Muitos outros aspectos bizarros teríamos para elencar, mas vamos ficar em apenas mais um. Se por acaso a votação entre os 538 delegados (que são de fato os que elegem o novo presidente) terminar empatada (possibilidade pequena mas que já aconteceu uma vez em 1800), a escolha vai para a nova Câmara dos Deputados que tomará posse em dezembro, mas também neste caso, a votação não é nominal, cada estado tem direito a um voto, que é definido pela maioria da bancada. Assim, o Wyoming, com cerca de 500 mil habitantes, tem o mesmo voto da Califórnia, com quase 34 milhões. Acontece que como são 50 estados, pode ser que também dê empate (25 a 25). Neste caso, a votação continua até que o impasse seja superado. E atenção, quem elege o vice-presidente é o senado, com 100 membros e com votação nominal de maioria simples.

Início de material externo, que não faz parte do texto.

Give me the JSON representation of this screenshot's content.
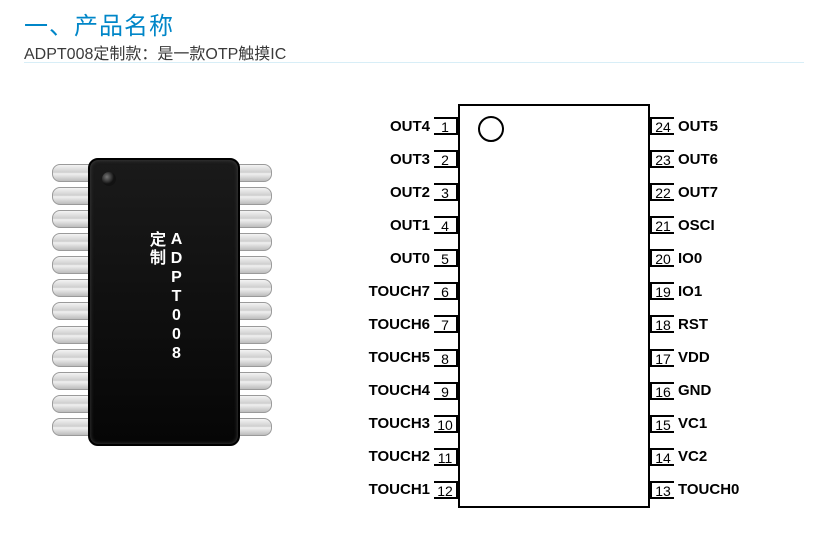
{
  "heading": {
    "text": "一、产品名称",
    "color": "#0086c8",
    "fontsize_pt": 18
  },
  "subtitle": {
    "text": "ADPT008定制款：是一款OTP触摸IC",
    "color": "#3a3a3a",
    "fontsize_pt": 12
  },
  "divider_color": "#d8eef7",
  "chip": {
    "label": "ADPT008定制",
    "body_color": "#0d0d0d",
    "text_color": "#ffffff",
    "lead_count_per_side": 12,
    "lead_colors": [
      "#f4f4f4",
      "#cfcfcf",
      "#f0f0f0",
      "#bcbcbc"
    ],
    "lead_border_color": "#9a9a9a",
    "dot_color": "#121212"
  },
  "pinout": {
    "body_border_color": "#000000",
    "body_background": "#ffffff",
    "notch_border_color": "#000000",
    "pin_font_size_pt": 11,
    "pin_number_font_size_pt": 10,
    "left": [
      {
        "num": "1",
        "name": "OUT4"
      },
      {
        "num": "2",
        "name": "OUT3"
      },
      {
        "num": "3",
        "name": "OUT2"
      },
      {
        "num": "4",
        "name": "OUT1"
      },
      {
        "num": "5",
        "name": "OUT0"
      },
      {
        "num": "6",
        "name": "TOUCH7"
      },
      {
        "num": "7",
        "name": "TOUCH6"
      },
      {
        "num": "8",
        "name": "TOUCH5"
      },
      {
        "num": "9",
        "name": "TOUCH4"
      },
      {
        "num": "10",
        "name": "TOUCH3"
      },
      {
        "num": "11",
        "name": "TOUCH2"
      },
      {
        "num": "12",
        "name": "TOUCH1"
      }
    ],
    "right": [
      {
        "num": "24",
        "name": "OUT5"
      },
      {
        "num": "23",
        "name": "OUT6"
      },
      {
        "num": "22",
        "name": "OUT7"
      },
      {
        "num": "21",
        "name": "OSCI"
      },
      {
        "num": "20",
        "name": "IO0"
      },
      {
        "num": "19",
        "name": "IO1"
      },
      {
        "num": "18",
        "name": "RST"
      },
      {
        "num": "17",
        "name": "VDD"
      },
      {
        "num": "16",
        "name": "GND"
      },
      {
        "num": "15",
        "name": "VC1"
      },
      {
        "num": "14",
        "name": "VC2"
      },
      {
        "num": "13",
        "name": "TOUCH0"
      }
    ]
  }
}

Ou seja, uma completa bagunça, que tem como única finalidade perpetuar o poder nas mãos de quem já detém o poder há séculos. Em um canal a cabo da mídia hegemônica brasileira, um comentarista, na tentativa de salvar as aparências, disse que toda esta confusão serviria para que a “democracia” americana “separasse o joio do trigo”, coisa quase impossível pois a quantidade de trigo, neste caso, é ínfima e o joio é o que representa a essência da plutocracia americana, que continuará, vença quem vença, até que surja uma alternativa avançada, fruto da luta das massas oprimidas pelo mito, hoje desmoralizado, da “maior democracia do mundo”.